Prairie Doc Perspective: Extending the 'golden hour'
When I was a young physician, we talked with almost religious zeal about the “golden hour” rule. Early on, this principally focused on the idea that within the first hour after an injury, a patient needed to receive definitive treatment in order to maximize the chances of survival, and recovery. We usually interpreted this to mean that the patient needed to be in the hands of the trauma surgeon before this hour was up. We took ATLS classes so we could make sure that the patient in our emergency room got the best treatment we non-surgeons could provide, until the surgeon could take over.
Of course, in the rural upper midwest, the nearest surgeon, and even the nearest emergency room, might be more than an hour away.
Fortunately for those of us living in more sparsely populated areas, time to the surgeon isn’t the only factor that impacts our chances in an emergency. The care we receive before we get to the hospital matters. In fact, it matters a lot.
Gone are the days of “scoop and run” when the only goal of the first responders was to get the patient to the hospital as fast as possible. As with so many roles in modern society, a first responder today has a more complicated job. They need the training and flexibility to address what they see when they meet their patient.
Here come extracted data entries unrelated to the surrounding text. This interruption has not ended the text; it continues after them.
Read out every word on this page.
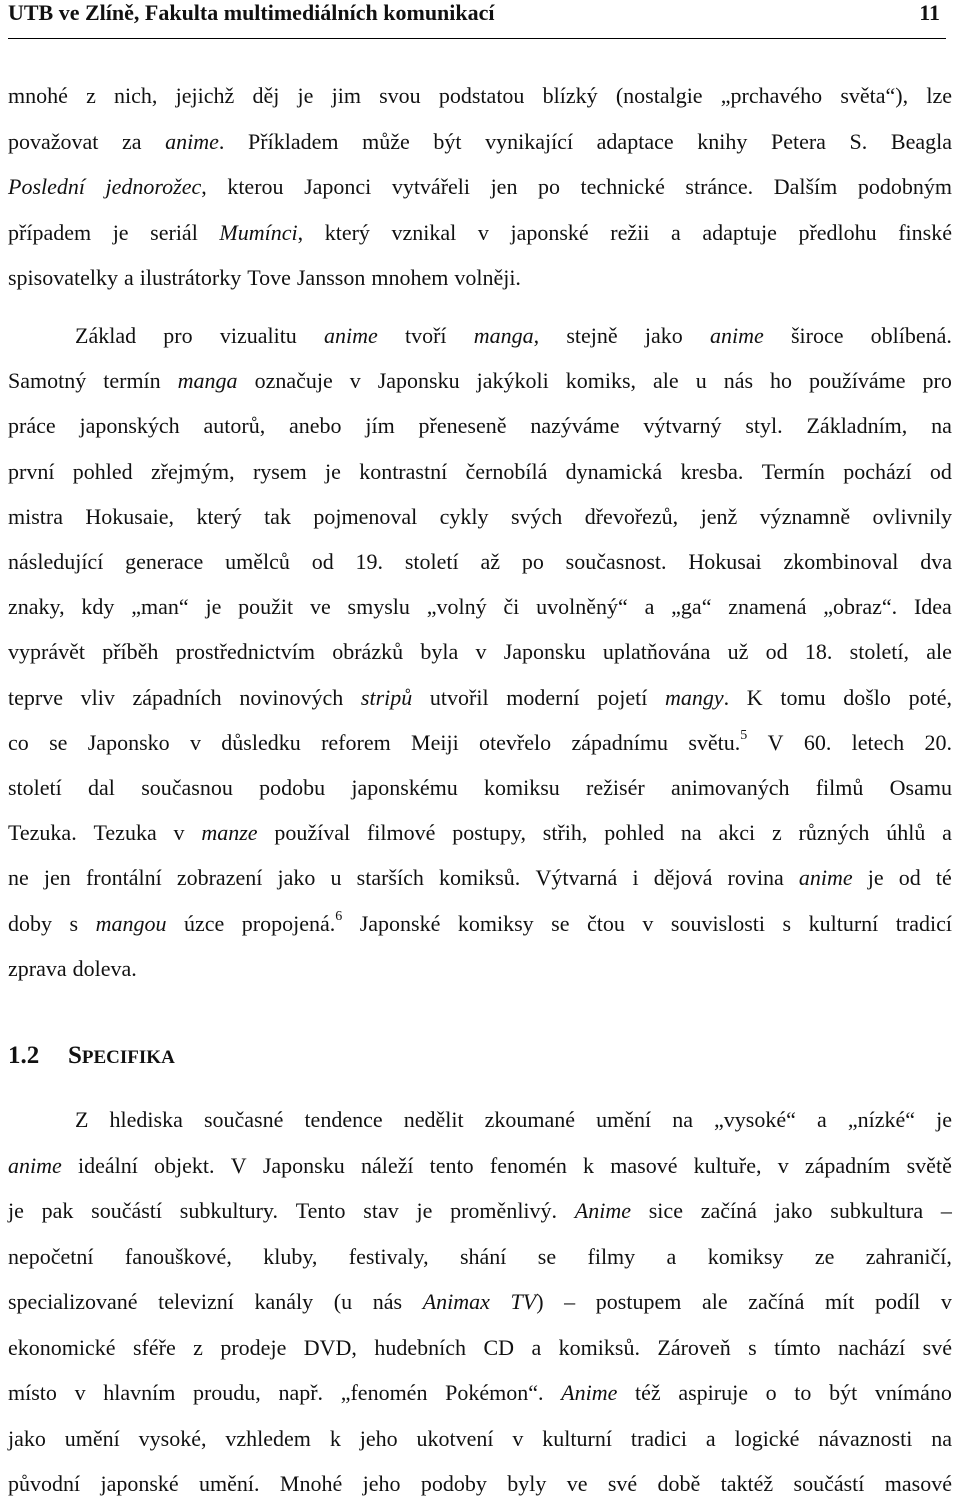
UTB ve Zlíně, Fakulta multimediálních komunikací	11
mnohé z nich, jejichž děj je jim svou podstatou blízký (nostalgie „prchavého světa“), lze
považovat za anime. Příkladem může být vynikající adaptace knihy Petera S. Beagla
Poslední jednorožec, kterou Japonci vytvářeli jen po technické stránce. Dalším podobným
případem je seriál Mumínci, který vznikal v japonské režii a adaptuje předlohu finské
spisovatelky a ilustrátorky Tove Jansson mnohem volněji.
Základ pro vizualitu anime tvoří manga, stejně jako anime široce oblíbená.
Samotný termín manga označuje v Japonsku jakýkoli komiks, ale u nás ho používáme pro
práce japonských autorů, anebo jím přeneseně nazýváme výtvarný styl. Základním, na
první pohled zřejmým, rysem je kontrastní černobílá dynamická kresba. Termín pochází od
mistra Hokusaie, který tak pojmenoval cykly svých dřevořezů, jenž významně ovlivnily
následující generace umělců od 19. století až po současnost. Hokusai zkombinoval dva
znaky, kdy „man“ je použit ve smyslu „volný či uvolněný“ a „ga“ znamená „obraz“. Idea
vyprávět příběh prostřednictvím obrázků byla v Japonsku uplatňována už od 18. století, ale
teprve vliv západních novinových stripů utvořil moderní pojetí mangy. K tomu došlo poté,
co se Japonsko v důsledku reforem Meiji otevřelo západnímu světu.$^5$ V 60. letech 20.
století dal současnou podobu japonskému komiksu režisér animovaných filmů Osamu
Tezuka. Tezuka v manze používal filmové postupy, střih, pohled na akci z různých úhlů a
ne jen frontální zobrazení jako u starších komiksů. Výtvarná i dějová rovina anime je od té
doby s mangou úzce propojená.$^6$ Japonské komiksy se čtou v souvislosti s kulturní tradicí
zprava doleva.
Z hlediska současné tendence nedělit zkoumané umění na „vysoké“ a „nízké“ je
anime ideální objekt. V Japonsku náleží tento fenomén k masové kultuře, v západním světě
je pak součástí subkultury. Tento stav je proměnlivý. Anime sice začíná jako subkultura –
nepočetní fanouškové, kluby, festivaly, shání se filmy a komiksy ze zahraničí,
specializované televizní kanály (u nás Animax TV) – postupem ale začíná mít podíl v
ekonomické sféře z prodeje DVD, hudebních CD a komiksů. Zároveň s tímto nachází své
místo v hlavním proudu, např. „fenomén Pokémon“. Anime též aspiruje o to být vnímáno
jako umění vysoké, vzhledem k jeho ukotvení v kulturní tradici a logické návaznosti na
původní japonské umění. Mnohé jeho podoby byly ve své době taktéž součástí masové
1.2 SPECIFIKA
A person who has overdosed on fentanyl needs naltrexone, to reverse the opioid and get them breathing. A person in cardiac arrest needs a shock delivered, to restart their heart. A person who has lost a limb in a car accident needs the bleeding stopped. These things need to be done well before the patient could arrive in an emergency room, even if they were delivered there by helicopter.
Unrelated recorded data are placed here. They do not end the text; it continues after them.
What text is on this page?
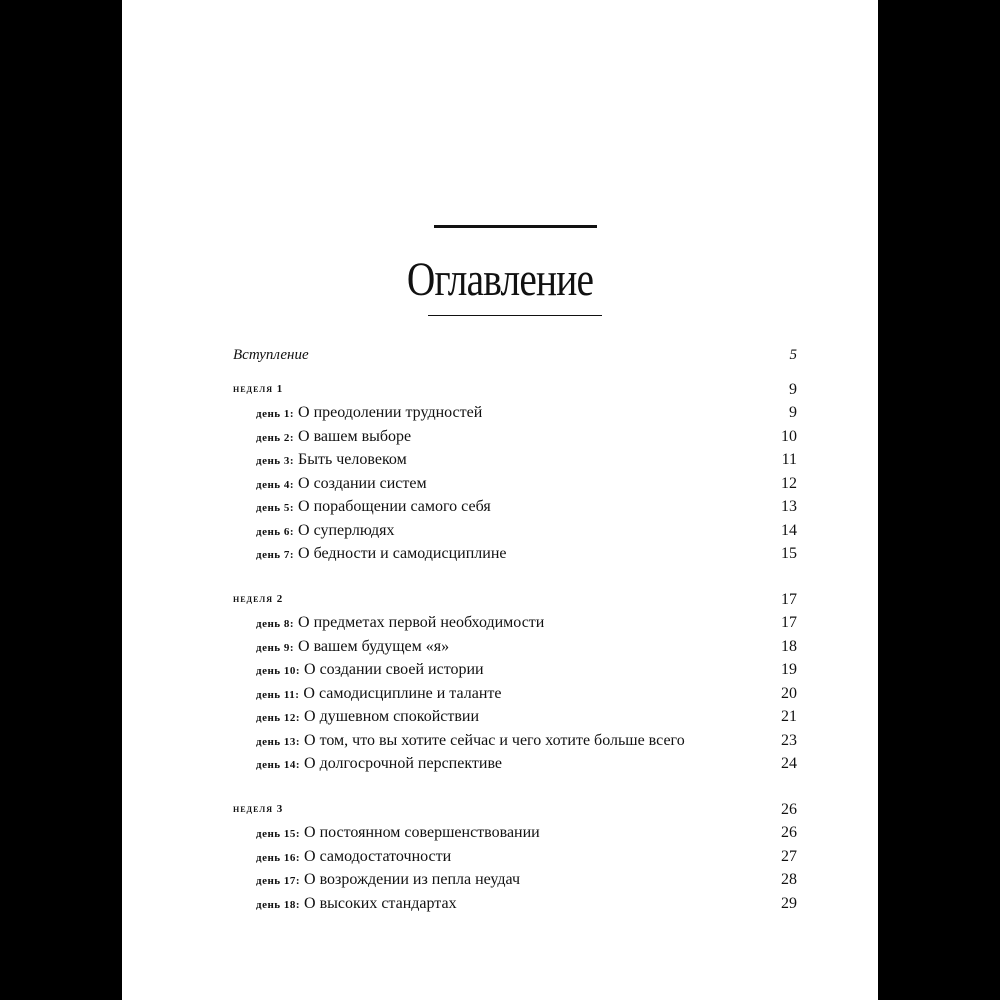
Оглавление
Вступление	5
неделя 1	9
день 1: О преодолении трудностей	9
день 2: О вашем выборе	10
день 3: Быть человеком	11
день 4: О создании систем	12
день 5: О порабощении самого себя	13
день 6: О суперлюдях	14
день 7: О бедности и самодисциплине	15
неделя 2	17
день 8: О предметах первой необходимости	17
день 9: О вашем будущем «я»	18
день 10: О создании своей истории	19
день 11: О самодисциплине и таланте	20
день 12: О душевном спокойствии	21
день 13: О том, что вы хотите сейчас и чего хотите больше всего	23
день 14: О долгосрочной перспективе	24
неделя 3	26
день 15: О постоянном совершенствовании	26
день 16: О самодостаточности	27
день 17: О возрождении из пепла неудач	28
день 18: О высоких стандартах	29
Certainly some emergencies require care that is still well beyond what could be provided outside of a hospital. If they can receive it in time, approximately 25% of stroke victims could benefit from clot busting medications. Another 10-15% have strokes that are actually caused by bleeding. It’s a distinction that can’t be made in an ambulance, and the wrong call could be catastrophic.
We all know that the pandemic has radically changed the workforce. Employers around the country are facing a shortage of workers, from fast food to finance. Health care is no different. This includes ambulance services, where the situation is further complicated by the reality that many rural EMS providers rely on volunteer labor. Those volunteers need to know more than just how to drive the ambulance. They need to know how to provide effective interventions, to extend that “golden hour.” This particular labor shortage has grave consequences. It is quite literally a matter of life and death.